Whiplash. Or should that be lash of the whip. Specifically J.K. Simmons’. His Terence Fletcher, a smouldering semi-autistic terror of a conductor at the auspicious Shaffer Conservatory in New York, steals every last scene. It is easy to see why he scooped up the Academy Award for best supporting actor at Sunday’s Oscars ceremony. The only point of contention is whether he should have been in that category at all. Whiplash is Simmons’ film and the actor is first credit.

Simmons transforms a film about drumming into a masochistic pseudo-comedy that hurts hard and laughs loud. Like watching an episode of Friends when you haven’t got any, or still going to the cinema with your father, like Neiman. Whiplash charts the sophomore year of Miles Teller’s Andrew Neiman, an hubristically aspiring young jazz musician who seeks divinity in his drum kit. While Teller is at times captivating in his role and does a “good job” battering a snare until he looks on the cusp of unleashing a personal crescendo, nothing prepares a cinema regular for the rare brilliance of Simmons’ performance.

Locked deep within the dark rehearsal rooms of Shaffer lurks the phantom studio band, conducted by a ghostlike mafia-man, Fletcher. Simmons appears at doors and haunts the spaces of the Conservatory, channeling Ralph Fiennes’ Voldemort not only because he’s bald, people, but in creeping scariness. One day he happens upon Neiman practicing. In a true Christian Grey at the hardware store moment, they have an awkward exchange that reveals the unhinged nature of Fletcher’s character. Let’s just say it is not your usual audition and lacks a certain X-factor.

The set pieces are stunning. Take the live edits which release the visceral essence of the power of drumming, while bearing absolutely no concern with realism. However, it is with words that Whiplash really gains its critical kudos. Written and directed by Damien Chazelle, it is a true insider’s story. Casting Simmons for the role, a singer and wannabe composer before a more serious career in acting took hold (?!?), is a real coup. The pair combine to present the introverted, inner-workings of the myopic music world to a mainstream cinema audience. Drawing on his own experiences at Princeton, Chazelle unveils Terence Fletcher as both an alien character and yet one who is familiar to all. This could be that unstable volcano of a sport’s coach or the teacher who is prone to tearing into a text book with blood red dripping teeth.

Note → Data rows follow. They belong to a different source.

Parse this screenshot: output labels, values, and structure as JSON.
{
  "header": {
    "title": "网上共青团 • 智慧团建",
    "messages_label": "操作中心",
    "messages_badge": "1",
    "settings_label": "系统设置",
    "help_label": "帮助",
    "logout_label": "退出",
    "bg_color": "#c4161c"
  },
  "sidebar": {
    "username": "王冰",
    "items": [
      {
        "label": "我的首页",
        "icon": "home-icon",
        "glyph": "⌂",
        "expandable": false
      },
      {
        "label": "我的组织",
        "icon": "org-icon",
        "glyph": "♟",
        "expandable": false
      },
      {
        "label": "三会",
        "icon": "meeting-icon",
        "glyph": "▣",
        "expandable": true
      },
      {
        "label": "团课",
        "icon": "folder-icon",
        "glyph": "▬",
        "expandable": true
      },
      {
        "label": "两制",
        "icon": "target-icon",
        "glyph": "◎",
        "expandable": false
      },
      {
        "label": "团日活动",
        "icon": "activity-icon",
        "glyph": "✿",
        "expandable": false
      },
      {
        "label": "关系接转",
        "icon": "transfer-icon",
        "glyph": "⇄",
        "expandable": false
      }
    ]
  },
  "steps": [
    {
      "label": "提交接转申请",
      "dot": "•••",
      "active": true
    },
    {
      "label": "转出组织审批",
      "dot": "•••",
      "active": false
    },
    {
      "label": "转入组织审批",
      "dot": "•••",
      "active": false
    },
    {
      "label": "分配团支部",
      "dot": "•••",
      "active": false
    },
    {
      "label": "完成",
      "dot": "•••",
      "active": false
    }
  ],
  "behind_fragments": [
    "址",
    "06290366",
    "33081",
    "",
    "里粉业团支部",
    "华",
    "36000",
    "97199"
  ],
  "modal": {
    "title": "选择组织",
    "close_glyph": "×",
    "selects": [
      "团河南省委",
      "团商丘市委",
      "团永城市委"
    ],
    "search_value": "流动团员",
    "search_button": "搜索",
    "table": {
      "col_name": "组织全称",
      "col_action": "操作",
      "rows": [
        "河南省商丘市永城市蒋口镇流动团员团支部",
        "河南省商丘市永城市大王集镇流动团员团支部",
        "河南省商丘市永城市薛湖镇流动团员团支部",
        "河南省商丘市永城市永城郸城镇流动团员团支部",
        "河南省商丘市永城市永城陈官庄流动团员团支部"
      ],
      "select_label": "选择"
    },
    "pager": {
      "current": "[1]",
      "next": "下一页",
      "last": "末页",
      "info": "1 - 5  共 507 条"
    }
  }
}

Before we get all Twilight and vampiric, it is not the case here. Fletcher merely draws blood and sucks on dreams. Then swears, a lot. If we take Voldemort and implant the voice box of Peter Capaldi’s Malcolm Tucker from hit BBC sitcom, The Thick Of It (written by Armando Ianucci, the force behind HBO’s resplendent satire, VEEP), then we are near to the truth. For the most part, it is impossible to distinguish between the battering, barrage of abuse delivered by Fletcher and the drum kit soundtrack itself. Simmons displays an acute vocal range sneering like a set of sizzling symbols. With the perfect balance of his sibilance, assonance becomes associated with the asshole. The actor takes bad-mouthed dialogue and turns it into a shower of shit with which he deluges the dreams of his baby-faced prodigies, regressing them into dummy-sucking toddlers. Albeit, ones with trombones.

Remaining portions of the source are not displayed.